To test whether yours have melted away you can do a regular dollar bill test on the bypass seal. Sometimes it is horribly obvious as above.
They are not 4 individual pieces on all models. Also, for the past several years they are a one piece section. They do not melt away. They can warp or become warped under certain circumstances. If they melted, they would not be there any longer. Additionally, few, very few ever experience any problem.

You can check, as Highbeam suggested, by doing the dollar bill test.
 
So that bypass doesn't slide. It cams up and over. Your unit is a Princess insert.

First step, pull the cat.
Second step, remove bypass retainers on each side of the combustor.
Third, rotate bypass handle and unhinge bypass plate. By lifting on short edge up, turn the bypass plate 90 degrees.
Fourth, pull the cat thermometer.
Fifth pull bypass plate out of the stove the combustor opening. You may have to whack on the top of the ramp welded to the bypass plate....
Sixth, clean up entire dome area where bypass plate was placed.
Seventh, take a flat blade screwdriver and dig out the bypass plate gasket. It will be very compressed.

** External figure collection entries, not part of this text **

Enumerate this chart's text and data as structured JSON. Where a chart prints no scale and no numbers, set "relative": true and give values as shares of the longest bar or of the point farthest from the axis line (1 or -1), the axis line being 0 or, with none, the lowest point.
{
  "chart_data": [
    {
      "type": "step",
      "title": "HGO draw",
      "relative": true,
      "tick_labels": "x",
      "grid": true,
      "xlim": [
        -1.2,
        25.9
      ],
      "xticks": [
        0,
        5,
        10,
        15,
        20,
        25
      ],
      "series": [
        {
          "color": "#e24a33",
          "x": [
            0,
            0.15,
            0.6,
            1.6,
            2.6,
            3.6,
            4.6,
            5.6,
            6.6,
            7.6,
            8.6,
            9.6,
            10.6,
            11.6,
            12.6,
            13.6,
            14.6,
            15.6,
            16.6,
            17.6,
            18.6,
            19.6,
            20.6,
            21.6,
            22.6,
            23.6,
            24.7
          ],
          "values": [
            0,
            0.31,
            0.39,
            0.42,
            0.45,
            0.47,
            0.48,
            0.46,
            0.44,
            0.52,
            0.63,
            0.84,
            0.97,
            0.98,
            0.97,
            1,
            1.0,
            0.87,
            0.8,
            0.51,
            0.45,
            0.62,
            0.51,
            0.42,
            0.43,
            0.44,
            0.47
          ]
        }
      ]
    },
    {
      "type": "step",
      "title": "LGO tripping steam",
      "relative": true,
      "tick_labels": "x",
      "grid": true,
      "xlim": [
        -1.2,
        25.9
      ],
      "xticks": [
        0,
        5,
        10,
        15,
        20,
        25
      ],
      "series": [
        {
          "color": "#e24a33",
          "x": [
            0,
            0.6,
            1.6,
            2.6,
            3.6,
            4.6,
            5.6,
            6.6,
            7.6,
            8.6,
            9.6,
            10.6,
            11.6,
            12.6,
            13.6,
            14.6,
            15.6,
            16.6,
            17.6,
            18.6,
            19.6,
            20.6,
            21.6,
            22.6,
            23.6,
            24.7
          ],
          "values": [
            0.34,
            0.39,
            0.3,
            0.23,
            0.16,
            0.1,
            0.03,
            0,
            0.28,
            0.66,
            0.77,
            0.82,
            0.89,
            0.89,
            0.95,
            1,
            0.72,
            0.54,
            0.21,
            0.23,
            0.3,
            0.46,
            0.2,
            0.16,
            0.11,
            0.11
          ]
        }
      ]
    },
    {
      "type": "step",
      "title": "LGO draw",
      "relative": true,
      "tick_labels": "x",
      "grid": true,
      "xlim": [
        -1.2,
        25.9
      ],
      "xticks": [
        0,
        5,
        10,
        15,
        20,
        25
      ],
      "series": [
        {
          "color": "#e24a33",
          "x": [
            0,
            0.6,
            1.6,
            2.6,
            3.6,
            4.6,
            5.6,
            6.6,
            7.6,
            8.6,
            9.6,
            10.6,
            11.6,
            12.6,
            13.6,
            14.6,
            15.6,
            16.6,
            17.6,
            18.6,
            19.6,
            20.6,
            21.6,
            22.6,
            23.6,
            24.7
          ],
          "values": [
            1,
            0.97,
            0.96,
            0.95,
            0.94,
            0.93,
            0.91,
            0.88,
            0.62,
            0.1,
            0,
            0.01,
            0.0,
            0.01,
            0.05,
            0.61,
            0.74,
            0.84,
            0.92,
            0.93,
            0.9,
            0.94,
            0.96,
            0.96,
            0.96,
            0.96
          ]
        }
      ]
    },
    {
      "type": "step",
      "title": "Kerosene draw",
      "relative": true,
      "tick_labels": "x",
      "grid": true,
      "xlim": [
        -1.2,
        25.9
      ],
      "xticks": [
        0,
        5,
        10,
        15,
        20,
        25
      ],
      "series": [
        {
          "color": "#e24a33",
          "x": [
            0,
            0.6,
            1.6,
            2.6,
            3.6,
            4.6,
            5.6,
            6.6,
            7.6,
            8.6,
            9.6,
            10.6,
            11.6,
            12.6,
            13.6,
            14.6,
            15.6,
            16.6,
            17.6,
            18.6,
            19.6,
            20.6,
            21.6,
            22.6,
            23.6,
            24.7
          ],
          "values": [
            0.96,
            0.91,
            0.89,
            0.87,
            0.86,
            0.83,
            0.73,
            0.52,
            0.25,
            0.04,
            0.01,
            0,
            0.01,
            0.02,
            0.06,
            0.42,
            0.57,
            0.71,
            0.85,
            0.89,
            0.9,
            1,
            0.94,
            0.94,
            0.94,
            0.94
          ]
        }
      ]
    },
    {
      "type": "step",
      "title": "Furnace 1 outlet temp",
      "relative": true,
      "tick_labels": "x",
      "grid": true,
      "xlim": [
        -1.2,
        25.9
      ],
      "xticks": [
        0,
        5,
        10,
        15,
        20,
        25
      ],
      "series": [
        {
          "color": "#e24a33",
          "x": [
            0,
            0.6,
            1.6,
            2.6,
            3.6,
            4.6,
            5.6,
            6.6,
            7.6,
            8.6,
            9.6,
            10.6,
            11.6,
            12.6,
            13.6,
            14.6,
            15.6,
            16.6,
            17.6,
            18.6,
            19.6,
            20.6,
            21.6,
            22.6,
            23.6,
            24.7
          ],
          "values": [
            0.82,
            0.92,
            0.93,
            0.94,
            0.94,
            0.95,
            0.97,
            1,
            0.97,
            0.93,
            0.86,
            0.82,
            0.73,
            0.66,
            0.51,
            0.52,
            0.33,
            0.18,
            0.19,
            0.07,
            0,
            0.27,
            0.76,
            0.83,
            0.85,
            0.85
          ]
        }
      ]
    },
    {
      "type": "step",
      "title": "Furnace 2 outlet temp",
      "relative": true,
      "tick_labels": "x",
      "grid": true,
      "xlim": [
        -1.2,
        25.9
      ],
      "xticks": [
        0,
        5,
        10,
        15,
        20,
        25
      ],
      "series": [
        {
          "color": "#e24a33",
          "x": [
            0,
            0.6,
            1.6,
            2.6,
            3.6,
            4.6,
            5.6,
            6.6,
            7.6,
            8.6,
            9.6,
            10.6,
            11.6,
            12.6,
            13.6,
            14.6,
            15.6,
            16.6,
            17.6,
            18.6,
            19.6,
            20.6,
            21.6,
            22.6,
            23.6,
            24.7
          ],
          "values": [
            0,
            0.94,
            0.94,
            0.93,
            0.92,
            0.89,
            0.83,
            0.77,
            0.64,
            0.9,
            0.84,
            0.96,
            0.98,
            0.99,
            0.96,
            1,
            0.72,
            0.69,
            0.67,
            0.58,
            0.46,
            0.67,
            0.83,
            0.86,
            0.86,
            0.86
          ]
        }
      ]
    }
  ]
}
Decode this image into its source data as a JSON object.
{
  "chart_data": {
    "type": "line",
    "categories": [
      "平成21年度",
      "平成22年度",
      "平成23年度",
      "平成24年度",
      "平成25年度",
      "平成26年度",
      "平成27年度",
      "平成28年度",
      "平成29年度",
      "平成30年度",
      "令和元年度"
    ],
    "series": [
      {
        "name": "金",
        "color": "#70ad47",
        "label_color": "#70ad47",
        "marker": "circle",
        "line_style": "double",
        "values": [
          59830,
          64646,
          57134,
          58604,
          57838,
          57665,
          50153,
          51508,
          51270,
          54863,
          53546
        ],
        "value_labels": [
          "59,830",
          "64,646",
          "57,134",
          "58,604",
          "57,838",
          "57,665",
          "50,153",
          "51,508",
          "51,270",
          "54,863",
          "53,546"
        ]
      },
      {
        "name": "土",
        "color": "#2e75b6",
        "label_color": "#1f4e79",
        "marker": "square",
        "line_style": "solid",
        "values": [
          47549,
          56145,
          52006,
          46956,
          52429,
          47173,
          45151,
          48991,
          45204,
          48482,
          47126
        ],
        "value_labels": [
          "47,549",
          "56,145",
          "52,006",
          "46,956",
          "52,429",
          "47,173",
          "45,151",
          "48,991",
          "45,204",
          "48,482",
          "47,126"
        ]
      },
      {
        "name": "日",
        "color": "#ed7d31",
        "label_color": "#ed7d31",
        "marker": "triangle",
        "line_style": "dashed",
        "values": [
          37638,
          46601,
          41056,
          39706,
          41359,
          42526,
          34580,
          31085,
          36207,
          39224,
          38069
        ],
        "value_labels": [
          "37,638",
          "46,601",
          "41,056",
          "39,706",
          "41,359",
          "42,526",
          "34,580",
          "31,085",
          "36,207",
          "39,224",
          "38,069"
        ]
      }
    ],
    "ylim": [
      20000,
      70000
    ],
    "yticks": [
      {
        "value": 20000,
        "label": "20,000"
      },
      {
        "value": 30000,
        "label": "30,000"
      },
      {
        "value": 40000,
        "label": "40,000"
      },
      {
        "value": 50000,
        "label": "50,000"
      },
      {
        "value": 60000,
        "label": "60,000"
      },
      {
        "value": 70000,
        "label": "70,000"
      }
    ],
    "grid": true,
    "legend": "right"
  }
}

Eighth....send me updated pictures so I can advise. [email protected]
Excellent, I will see to it. Thank you very much.
 
You’ll need 8” pipe.
does the stove burn less wood as the weather warms up? I put less wood in this am and there was more left than yesterday when I went to reload. I believe I’m putting at about the same setting. I was kinda joking about replacing with a king. If we had a little more cold weather I could see it but the princess is the perfect size really. Would be interesting to try and get a 24 hr burn cycle with the king but I suspect for most of our season it would just be too much stove.